American Airlines filed suit against Google in federal court late last week, alleging that the search giant's AdWords program infringes on American's trademarks. Without authorization or approval, Google sold the right to use American Airlines' trademarks and service marks, the complaint, filed in the U.S. District Court for the Northwestern District of Texas, asserted.

According to the suit, Google's search engine is helping third parties "mislead consumers" and "misappropriate" the American Airlines marks by using them as keyword triggers for AdWords campaigns and by displaying the trademarks in the actual ad text, the airline claimed.

The airline pointed to several ways in which Google is violating its trademarks but reserved its greatest ire for Google's policy of selling trademarks as keyword triggers for other companies' ad campaigns. The complaint includes screen shots that show the AdWords system recommending American Airlines trademarks for an ad campaign.

Suit Not Brought Lightly

American is hardly the first company to claim that AdWords is infringing trademarks. But, said Eric Goldman, a professor at Santa Clara University School of Law, this is the first suit brought by a company with such a well-known and broad portfolio of trademarks.

"You have someone who has the money to attack this vigorously," said Goldman. "American understands the power of Internet marketing and they know how important this is to Google." The complaint even states that American "does not bring this suit lightly." Having thought about the situation carefully and deciding to declare war, American "made a choice to pursue this vigorously," Goldman said.

After several years of trademark lawsuits against AdWords, the jury is still out on whether Google operates safely within trademark law or not, Goldman said. "The courts that have confronted this issue have split right down the middle," he said. "That tells you it's a really hard legal question," Goldman said. American was well aware that the "data is split" and decided to bring the suit anyway, Goldman noted.

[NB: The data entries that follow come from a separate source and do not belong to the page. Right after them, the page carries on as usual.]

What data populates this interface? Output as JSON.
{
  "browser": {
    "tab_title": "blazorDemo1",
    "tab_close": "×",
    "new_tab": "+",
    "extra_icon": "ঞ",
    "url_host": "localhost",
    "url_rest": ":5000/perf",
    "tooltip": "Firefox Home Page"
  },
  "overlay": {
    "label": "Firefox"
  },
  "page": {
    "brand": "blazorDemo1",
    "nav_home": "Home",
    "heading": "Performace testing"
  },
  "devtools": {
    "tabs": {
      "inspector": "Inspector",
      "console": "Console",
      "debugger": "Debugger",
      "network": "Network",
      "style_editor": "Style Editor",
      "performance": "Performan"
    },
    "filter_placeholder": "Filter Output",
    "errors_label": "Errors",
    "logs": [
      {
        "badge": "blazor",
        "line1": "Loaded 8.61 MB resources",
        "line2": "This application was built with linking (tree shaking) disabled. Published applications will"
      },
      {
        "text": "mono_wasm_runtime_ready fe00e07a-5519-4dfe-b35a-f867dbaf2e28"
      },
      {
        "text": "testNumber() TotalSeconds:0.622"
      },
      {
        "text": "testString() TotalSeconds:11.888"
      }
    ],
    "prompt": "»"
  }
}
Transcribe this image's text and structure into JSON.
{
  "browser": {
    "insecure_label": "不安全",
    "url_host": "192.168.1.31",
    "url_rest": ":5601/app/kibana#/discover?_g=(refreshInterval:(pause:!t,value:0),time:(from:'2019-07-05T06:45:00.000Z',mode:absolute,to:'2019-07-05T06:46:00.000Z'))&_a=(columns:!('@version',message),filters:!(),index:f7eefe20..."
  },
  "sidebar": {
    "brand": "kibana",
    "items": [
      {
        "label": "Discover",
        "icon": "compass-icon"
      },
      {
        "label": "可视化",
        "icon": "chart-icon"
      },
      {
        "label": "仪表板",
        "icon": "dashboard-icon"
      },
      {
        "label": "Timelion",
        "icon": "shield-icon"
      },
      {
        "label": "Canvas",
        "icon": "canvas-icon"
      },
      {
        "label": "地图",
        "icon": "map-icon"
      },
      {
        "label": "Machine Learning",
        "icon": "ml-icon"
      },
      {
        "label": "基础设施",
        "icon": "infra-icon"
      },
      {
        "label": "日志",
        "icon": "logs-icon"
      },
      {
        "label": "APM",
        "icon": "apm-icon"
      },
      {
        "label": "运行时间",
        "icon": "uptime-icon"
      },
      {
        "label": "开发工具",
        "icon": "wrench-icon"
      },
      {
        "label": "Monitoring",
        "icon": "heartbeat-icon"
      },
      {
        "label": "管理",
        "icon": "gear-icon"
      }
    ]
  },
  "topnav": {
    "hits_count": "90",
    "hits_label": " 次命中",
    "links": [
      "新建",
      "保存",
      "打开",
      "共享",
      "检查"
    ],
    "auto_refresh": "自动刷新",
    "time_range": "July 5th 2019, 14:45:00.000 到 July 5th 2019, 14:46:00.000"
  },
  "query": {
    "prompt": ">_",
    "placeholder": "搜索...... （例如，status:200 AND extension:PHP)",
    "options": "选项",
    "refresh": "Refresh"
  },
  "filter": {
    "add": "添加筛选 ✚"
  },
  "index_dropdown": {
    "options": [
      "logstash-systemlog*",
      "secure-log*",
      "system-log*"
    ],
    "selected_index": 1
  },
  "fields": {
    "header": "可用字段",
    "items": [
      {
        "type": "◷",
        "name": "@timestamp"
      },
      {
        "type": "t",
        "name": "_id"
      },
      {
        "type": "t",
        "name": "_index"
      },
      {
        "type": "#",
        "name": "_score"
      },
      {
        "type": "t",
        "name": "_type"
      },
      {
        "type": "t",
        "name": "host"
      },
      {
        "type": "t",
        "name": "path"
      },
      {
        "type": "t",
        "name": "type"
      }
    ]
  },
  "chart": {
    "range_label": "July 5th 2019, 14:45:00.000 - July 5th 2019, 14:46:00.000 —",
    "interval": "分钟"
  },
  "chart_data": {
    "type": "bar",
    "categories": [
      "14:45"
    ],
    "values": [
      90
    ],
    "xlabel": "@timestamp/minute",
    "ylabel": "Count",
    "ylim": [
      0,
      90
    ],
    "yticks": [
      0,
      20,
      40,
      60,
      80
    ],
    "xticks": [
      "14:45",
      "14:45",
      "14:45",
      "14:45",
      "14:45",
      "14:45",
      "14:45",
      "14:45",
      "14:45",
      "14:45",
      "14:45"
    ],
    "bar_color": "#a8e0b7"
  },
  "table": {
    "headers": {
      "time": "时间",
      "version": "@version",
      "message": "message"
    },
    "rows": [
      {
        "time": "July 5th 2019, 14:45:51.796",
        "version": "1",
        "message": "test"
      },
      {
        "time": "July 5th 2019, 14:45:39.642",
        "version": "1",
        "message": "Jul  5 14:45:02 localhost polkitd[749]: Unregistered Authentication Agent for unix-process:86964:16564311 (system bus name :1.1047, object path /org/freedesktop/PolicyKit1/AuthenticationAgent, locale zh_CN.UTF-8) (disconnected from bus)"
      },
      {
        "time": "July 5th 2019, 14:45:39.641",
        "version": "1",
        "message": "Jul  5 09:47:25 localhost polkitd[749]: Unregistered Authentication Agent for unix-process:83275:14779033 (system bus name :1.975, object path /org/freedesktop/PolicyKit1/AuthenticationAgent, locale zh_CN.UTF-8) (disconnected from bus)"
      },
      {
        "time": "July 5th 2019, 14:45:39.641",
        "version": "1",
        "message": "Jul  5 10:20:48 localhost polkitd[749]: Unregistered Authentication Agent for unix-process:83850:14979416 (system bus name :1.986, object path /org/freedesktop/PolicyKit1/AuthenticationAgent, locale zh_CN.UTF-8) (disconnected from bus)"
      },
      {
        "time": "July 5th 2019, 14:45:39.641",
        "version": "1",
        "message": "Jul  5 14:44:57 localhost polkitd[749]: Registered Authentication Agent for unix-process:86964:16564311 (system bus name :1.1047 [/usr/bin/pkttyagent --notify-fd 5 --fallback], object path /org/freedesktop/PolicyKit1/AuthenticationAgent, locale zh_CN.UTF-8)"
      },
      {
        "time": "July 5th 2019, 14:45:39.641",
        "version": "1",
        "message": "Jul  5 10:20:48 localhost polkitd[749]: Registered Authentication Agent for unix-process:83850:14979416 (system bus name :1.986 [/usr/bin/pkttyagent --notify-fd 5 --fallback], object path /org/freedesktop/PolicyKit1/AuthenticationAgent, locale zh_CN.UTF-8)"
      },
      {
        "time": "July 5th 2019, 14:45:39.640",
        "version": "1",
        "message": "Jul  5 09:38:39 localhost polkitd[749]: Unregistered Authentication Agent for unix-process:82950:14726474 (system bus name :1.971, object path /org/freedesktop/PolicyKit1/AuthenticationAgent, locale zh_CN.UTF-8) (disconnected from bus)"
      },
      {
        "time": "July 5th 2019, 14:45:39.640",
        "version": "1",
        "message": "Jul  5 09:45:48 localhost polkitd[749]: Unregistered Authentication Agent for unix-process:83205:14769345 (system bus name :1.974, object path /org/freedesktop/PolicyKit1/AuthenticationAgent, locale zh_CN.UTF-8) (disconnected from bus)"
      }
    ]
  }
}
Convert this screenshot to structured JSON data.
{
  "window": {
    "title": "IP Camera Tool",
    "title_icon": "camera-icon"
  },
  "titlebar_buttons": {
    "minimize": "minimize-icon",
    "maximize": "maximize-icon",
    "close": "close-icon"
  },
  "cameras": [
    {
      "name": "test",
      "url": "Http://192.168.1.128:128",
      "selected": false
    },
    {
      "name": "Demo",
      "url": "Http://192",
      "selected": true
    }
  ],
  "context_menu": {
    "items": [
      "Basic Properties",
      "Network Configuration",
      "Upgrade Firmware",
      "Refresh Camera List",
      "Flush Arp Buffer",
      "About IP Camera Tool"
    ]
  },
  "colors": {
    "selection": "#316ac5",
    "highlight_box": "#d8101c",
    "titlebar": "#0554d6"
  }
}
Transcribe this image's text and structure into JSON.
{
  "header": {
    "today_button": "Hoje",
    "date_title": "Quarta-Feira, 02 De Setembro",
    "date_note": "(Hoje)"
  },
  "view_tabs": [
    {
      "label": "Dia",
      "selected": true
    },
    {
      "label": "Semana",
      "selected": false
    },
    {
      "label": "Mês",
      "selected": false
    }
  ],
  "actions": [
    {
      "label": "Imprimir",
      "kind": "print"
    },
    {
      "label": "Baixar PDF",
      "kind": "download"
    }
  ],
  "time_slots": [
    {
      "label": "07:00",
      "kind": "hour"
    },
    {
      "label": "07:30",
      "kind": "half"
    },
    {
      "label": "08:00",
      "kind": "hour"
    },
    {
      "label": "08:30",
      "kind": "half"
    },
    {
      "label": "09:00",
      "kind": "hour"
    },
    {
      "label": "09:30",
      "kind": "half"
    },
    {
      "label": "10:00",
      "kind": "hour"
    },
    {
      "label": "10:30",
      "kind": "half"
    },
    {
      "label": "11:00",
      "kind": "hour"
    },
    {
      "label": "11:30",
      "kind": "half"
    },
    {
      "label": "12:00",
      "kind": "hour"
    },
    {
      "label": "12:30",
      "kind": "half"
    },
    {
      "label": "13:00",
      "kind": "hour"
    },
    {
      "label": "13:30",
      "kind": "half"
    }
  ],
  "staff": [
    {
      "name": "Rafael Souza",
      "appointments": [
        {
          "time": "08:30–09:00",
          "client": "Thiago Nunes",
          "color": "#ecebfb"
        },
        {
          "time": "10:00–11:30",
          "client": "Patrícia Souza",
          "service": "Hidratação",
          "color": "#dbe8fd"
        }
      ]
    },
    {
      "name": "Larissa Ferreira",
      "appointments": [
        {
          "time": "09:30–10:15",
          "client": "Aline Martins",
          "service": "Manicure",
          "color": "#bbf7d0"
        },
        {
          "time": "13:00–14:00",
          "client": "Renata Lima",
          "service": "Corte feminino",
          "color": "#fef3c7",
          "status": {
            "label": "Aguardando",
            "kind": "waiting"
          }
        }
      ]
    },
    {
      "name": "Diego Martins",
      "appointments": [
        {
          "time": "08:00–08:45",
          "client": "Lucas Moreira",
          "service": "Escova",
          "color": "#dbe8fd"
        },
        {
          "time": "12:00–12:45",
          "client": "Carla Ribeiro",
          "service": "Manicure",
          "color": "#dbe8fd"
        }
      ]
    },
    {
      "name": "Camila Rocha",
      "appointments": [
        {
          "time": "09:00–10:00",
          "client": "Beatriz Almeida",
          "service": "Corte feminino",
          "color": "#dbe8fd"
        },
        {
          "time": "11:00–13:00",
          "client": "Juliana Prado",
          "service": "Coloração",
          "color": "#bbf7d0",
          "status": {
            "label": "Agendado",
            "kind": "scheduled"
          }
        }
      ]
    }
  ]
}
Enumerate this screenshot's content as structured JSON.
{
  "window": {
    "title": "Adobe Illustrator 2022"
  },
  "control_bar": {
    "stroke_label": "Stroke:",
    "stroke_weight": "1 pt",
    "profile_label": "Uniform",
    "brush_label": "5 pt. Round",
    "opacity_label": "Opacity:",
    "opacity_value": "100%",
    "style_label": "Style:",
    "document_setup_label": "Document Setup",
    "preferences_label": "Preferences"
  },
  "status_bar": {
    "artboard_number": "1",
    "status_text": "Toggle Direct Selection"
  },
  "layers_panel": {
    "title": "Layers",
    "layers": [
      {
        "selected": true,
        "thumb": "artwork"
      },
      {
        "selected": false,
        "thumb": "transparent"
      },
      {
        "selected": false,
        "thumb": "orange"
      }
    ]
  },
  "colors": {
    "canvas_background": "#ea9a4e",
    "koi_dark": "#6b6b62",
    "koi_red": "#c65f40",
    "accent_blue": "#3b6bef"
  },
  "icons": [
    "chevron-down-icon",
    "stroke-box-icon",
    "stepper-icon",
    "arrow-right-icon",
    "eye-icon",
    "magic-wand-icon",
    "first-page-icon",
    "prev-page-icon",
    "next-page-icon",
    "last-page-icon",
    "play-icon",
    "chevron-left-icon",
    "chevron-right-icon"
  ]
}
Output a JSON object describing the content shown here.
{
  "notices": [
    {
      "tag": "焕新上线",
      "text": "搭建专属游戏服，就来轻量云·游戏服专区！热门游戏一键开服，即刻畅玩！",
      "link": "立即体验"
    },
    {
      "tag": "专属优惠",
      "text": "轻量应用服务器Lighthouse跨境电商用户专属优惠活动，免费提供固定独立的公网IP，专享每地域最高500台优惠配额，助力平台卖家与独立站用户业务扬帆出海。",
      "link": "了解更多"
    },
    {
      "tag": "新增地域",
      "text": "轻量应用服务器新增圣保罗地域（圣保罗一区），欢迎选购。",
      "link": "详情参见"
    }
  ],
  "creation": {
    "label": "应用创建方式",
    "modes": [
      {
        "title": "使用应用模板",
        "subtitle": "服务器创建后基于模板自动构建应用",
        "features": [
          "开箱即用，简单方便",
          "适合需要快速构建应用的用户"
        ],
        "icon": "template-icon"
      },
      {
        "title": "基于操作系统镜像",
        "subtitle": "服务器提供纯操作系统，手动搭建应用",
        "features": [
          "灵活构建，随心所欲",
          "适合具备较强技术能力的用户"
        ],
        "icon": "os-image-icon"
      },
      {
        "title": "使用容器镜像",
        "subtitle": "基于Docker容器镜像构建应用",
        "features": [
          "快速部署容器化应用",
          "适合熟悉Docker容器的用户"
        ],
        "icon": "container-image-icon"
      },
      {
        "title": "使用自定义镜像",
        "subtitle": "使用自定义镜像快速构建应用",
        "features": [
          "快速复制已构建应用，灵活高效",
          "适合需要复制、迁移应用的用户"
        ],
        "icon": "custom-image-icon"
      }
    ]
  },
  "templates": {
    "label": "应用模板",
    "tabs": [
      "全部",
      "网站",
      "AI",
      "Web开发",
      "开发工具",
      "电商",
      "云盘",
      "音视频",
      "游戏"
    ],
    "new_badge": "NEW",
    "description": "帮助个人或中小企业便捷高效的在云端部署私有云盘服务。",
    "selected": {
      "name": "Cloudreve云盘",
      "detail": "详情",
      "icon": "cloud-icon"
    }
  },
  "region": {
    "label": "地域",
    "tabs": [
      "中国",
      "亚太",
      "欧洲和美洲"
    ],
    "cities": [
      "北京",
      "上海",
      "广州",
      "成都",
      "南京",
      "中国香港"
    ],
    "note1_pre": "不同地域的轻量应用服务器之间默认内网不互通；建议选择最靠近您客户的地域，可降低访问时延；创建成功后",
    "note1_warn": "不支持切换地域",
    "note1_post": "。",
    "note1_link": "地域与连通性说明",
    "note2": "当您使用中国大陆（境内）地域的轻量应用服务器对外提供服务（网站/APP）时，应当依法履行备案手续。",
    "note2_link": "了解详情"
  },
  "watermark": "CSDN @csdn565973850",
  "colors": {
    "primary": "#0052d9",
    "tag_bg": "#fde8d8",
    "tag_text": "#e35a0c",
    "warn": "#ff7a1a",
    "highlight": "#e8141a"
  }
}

In a statement, the company emphasized the lawsuit "does not seek to prevent the display of search results that reflect consumers' interests or choices. American is only asking Google to stop selling our trademarks to others who are purchasing them and related terms to confuse and/or divert consumers."

Google responded generically. "We are confident that our trademark policy strikes a proper balance between trademark owners' interests and consumer choice."

Trademarks Hard To Defend

While American is an aggressive Internet marketer with many trademarks, it has a unique problem in that its brand consists of two generic words. "It's fundamentally a difficult mark to protect in the Internet space," Goldman said. Unlike a search for say, "Geico," another company that has sued Google, users searching for "American Airlines" might include European travelers looking for information on all U.S. airlines.

Goldman questioned how many potential customers were genuinely confused by the third-party ads, noting that American's best customers are controlled by loyalty programs, while many others use travel-specific services, such as Orbitz, which do head-to-head price comparisons. The number of users broadly searching with Google to purchase air travel might therefore be fairly small.

What would be the impact on Google if it were to lose a case as big as this? There's really no way of knowing how much of Google's business is based on trademark-triggered keywords, but "they make a whole lot of money" from it, Goldman said. "If you were to slice that revenue off, you would notice."